Socializing is an addiction for me.  And unfortunately I have to break free of my old habits because it just hurts me.  Engaging in conversation with someone who initially seems excited about joining me, and then either finding out they are dishonest and selfish, or them disappearing without any feedback as to why they suddenly and dramatically lost interest cause me so much grief that it actually affects me in very real and potentially dangerous ways (suicidal ideations, intense anger that could manifest publicly in a bad way for me in my precarious situation here in Mexico where I do not have legal immigration status due to being denied access to the asylum application process, etc.).

The only way for me to successfully break free of this is to do so dramatically.  And it has worked quite well to be honest.  I was at a swap meet Sunday, with the gringos here in La Paz who have treated me so badly and whom I have learned to hate.  But my interactions were all within my control because I went with the attitude that I am adult among children, I am morally and intellectually superior, and I will not be phased by their egotistical rantings and social dishonesty.  And even a run in with a "respected" member of the community turned out well for me, as I went into the interaction confident in my position and never backed off, as I would have previously given my demure nature which causes me to defer to other people - a behavior I unfortunately picked up when I learned empathy from the family dogs as a child.  It also helps that I was right - the conversation was about the forecasting methodology for hurricanes here in the Eastern Pacific; which I have characterized as being an effort to be right, rather than an effort to warn people of potential danger.  My argument is that I don't care where the hurricane goes, I only want to know if it COULD come to my location, whereas the forecasting methodology the NHC uses is based on "accurately" predicting where the hurricane will go.  This is not a useful forecasting methodology because it ignores possibilities that would put lives in danger in an effort to have the "most accurate" forecast of a hurricane track and strength.  Odile killed several people a month before I arrived here, and the NHC had forecast it, mere hours before hitting La Paz, to steer completely clear.  Javier did the same thing though the delay was a day rather than hours.

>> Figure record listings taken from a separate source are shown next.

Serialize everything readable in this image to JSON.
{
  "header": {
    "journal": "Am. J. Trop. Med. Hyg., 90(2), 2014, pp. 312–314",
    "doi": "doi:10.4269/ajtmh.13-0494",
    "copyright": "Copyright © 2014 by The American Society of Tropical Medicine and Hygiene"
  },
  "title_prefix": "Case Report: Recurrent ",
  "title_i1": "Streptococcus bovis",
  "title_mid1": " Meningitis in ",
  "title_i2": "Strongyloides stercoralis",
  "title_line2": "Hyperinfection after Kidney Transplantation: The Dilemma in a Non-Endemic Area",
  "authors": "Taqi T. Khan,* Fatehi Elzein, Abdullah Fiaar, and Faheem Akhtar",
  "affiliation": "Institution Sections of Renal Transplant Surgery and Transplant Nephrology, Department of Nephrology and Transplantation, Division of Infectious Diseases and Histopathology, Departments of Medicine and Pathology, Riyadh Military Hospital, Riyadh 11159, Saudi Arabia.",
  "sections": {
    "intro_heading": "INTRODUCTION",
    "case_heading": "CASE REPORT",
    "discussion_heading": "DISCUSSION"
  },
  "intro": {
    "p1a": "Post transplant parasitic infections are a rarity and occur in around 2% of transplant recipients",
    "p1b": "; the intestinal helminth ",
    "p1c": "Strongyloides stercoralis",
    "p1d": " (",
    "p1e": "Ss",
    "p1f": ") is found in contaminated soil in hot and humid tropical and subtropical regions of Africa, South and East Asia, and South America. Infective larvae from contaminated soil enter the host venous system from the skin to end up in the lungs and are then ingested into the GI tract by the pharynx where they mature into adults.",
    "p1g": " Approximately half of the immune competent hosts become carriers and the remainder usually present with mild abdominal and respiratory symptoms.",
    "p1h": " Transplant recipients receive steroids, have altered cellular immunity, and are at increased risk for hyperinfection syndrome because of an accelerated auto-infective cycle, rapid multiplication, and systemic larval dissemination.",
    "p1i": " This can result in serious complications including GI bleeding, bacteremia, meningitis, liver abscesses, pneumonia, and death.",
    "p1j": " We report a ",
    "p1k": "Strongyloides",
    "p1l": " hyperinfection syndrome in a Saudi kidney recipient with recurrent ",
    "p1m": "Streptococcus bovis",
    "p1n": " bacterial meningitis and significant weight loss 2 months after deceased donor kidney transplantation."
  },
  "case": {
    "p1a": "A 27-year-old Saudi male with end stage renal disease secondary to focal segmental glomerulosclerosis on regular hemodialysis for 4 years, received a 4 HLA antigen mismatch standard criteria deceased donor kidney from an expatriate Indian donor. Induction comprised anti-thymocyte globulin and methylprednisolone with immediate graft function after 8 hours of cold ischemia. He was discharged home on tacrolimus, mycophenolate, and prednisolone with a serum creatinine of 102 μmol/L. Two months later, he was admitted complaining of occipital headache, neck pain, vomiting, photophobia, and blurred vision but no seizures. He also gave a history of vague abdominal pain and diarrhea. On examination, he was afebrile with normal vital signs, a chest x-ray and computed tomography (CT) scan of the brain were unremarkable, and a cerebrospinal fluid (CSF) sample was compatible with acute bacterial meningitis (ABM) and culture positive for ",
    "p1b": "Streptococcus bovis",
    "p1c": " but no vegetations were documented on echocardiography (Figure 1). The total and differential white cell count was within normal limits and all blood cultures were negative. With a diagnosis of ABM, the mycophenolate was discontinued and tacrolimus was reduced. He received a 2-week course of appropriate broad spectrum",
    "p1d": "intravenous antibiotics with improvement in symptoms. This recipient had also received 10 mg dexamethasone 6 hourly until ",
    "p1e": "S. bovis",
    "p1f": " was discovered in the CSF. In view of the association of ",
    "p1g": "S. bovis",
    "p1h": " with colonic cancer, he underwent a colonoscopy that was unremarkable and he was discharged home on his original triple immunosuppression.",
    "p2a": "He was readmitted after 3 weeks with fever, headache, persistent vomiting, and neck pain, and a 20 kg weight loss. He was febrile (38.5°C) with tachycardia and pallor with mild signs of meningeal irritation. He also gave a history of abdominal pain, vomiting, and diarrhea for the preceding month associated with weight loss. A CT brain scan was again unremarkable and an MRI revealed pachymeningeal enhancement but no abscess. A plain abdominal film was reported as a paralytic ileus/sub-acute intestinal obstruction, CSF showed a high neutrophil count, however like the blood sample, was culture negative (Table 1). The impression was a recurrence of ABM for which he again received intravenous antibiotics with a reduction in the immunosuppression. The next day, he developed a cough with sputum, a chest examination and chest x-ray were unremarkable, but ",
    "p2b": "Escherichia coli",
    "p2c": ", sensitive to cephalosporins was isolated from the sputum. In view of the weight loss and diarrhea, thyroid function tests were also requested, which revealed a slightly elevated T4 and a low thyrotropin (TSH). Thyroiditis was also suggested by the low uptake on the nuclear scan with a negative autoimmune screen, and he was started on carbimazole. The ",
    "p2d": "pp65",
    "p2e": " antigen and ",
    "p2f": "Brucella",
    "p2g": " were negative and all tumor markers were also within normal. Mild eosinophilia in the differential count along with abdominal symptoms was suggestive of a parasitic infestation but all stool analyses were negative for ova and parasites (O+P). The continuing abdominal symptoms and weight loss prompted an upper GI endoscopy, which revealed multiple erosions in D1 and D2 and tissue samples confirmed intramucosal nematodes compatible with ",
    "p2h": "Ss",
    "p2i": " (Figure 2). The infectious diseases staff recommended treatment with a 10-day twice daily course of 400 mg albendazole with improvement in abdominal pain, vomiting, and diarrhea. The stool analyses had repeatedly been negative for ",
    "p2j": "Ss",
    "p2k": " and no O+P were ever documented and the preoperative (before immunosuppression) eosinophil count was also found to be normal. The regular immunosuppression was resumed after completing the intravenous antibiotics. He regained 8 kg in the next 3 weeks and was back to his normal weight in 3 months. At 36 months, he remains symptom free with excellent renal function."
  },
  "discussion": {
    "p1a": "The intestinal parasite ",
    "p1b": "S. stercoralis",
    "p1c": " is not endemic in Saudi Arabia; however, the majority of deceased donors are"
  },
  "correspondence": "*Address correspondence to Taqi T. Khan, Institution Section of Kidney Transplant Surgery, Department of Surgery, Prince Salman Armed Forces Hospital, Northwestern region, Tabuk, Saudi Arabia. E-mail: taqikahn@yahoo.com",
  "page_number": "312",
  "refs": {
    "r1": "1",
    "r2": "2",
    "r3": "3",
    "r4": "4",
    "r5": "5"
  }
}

Anyway...the hope you suggest I not lose, I will never lose.  I am the only true optimist on planet earth.  I am so because I understand the history of modern human civilization and that it is based on a disease which is no more than a lack of empathy, an element of humanity that is absolutely necessary as evidenced by the fact that we could not have developed language without it, and social interaction would be, well, rather like it is today.  This is not a human world, and I want no part of it.  But my efforts to try to find people who also don't want to be part of it must come to an end because it is doing more harm than good.

In point of fact, if Craigslist would allow me to place personals ads, I could easily find help, and simultaneously give hope to hundreds of people who simply don't understand that there are alternatives to the slavery people aren't aware they are subject to.

As to your statement that it "seems" like everyone is trying to take advantage of me: I can tell you in no uncertain terms that Americans, and indeed most participants in modern industrialized society actively seek any advantage they can, and a kind, caring, brain damaged, generous man is just an easy target they cannot resist taking advantage of.